The film is by no means a comprehensive portrait of Jobs, though it features a number of interesting new interviews with those close to him, like the aforementioned Brennan, iPod chief Jon Rubinstein, and Macintosh engineering head Bob Belleville. Gibney also speaks with journalists who covered Jobs over the course of his life and career, like Joe Nocera and Yukari Iwatani Kane. Mostly though, it seems Gibney set out to make a negative portrait of Jobs, and he succeeds. If that shocks people into questioning their relationship with technology, then perhaps it’s a worthwhile approach.
At its most poignant, Steve Jobs: The Man in the Machine gets close to the philosophy of objects and intimacy.

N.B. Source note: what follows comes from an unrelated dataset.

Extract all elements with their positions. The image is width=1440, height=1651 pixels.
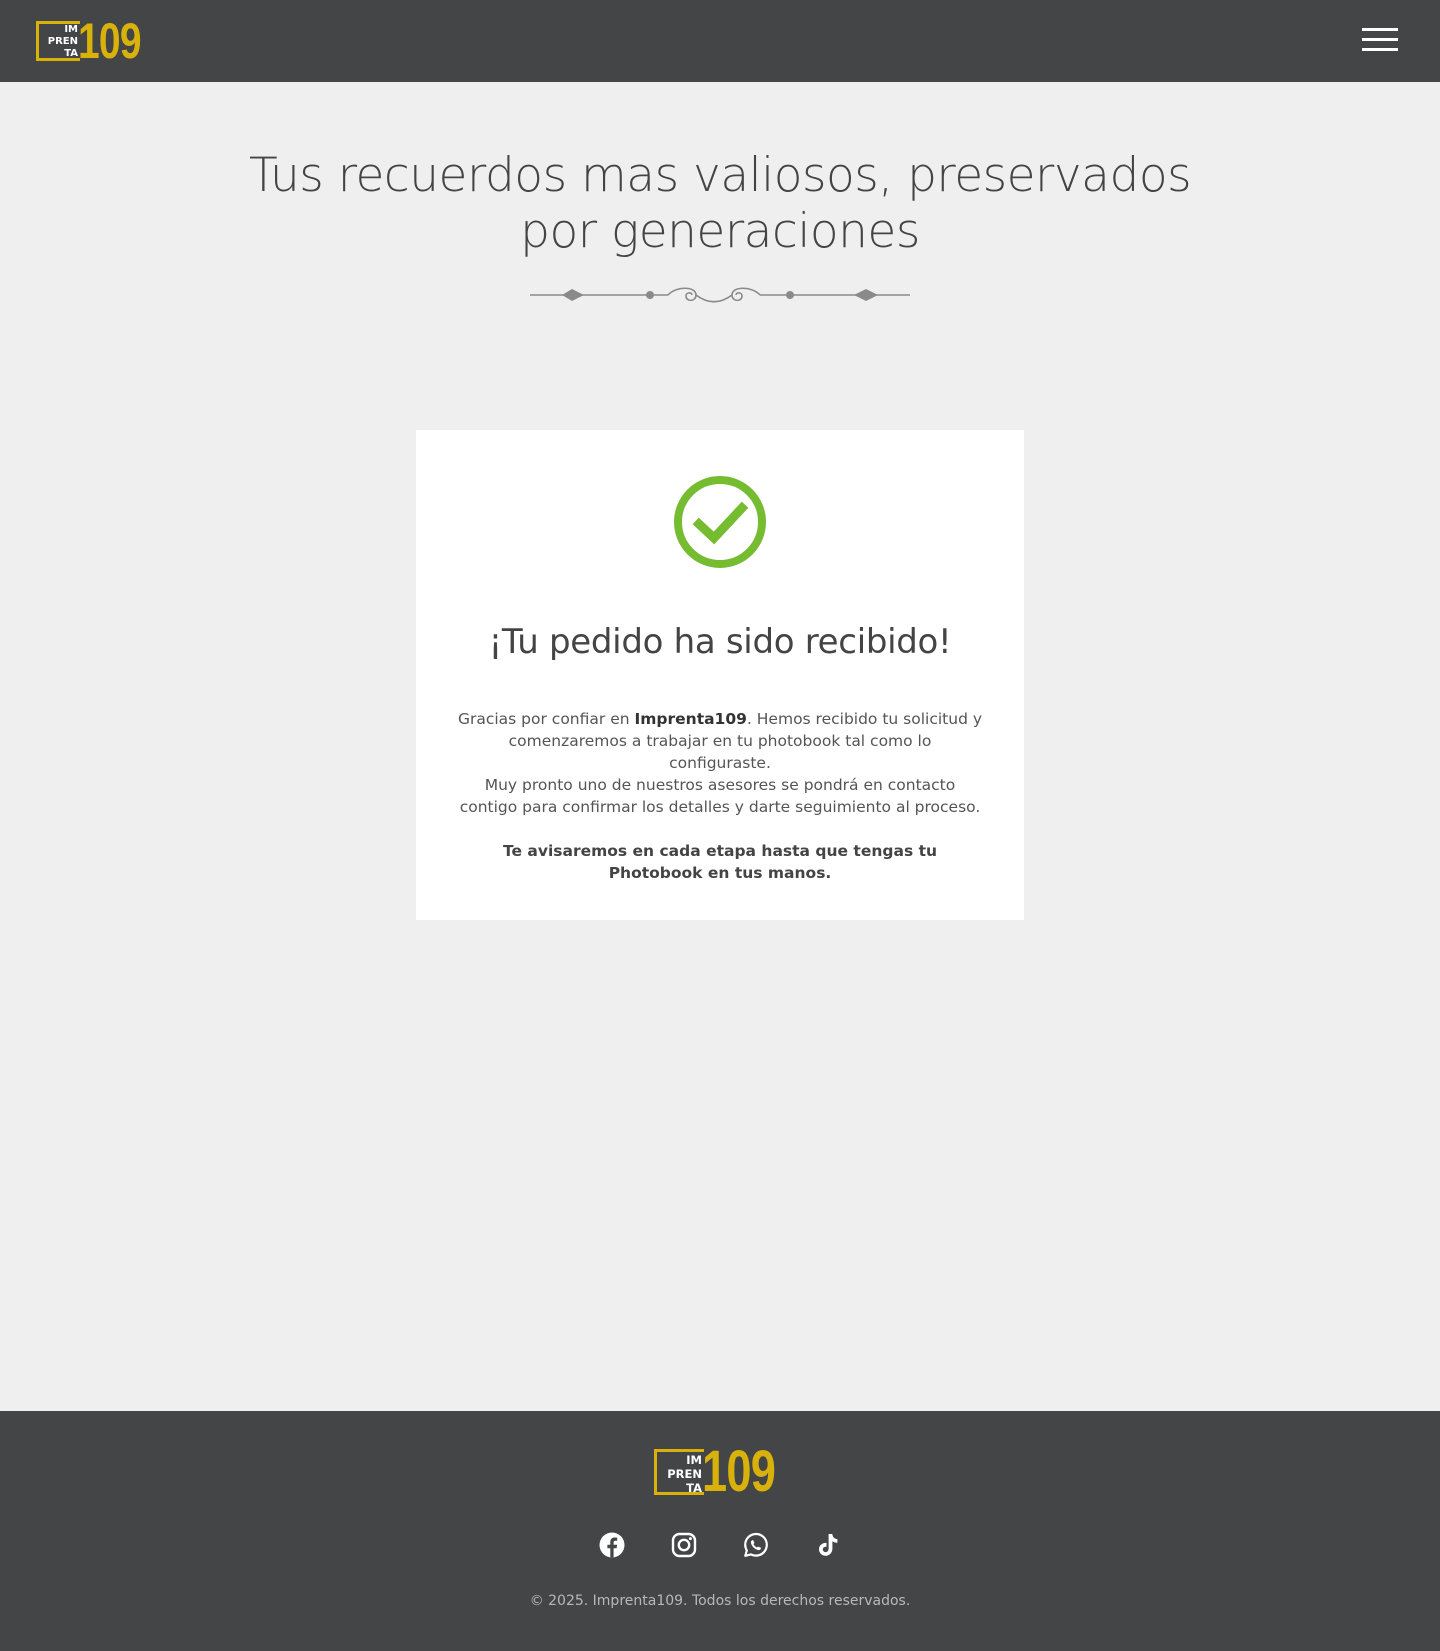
facebook-icon[interactable] [598, 1531, 626, 1559]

If we know the provenance of our devices, and all the lives that have been ruined (and in some cases, tragically ended) to get them into our hands, can we still view them as magical? Personal? What does that say about us? This line of questioning is where Gibney's film truly shines, even if he comes up short on answers. As a biography, though, it’s incomplete and perhaps a bit tarnished. Just like, it seems, the legacy Jobs left behind.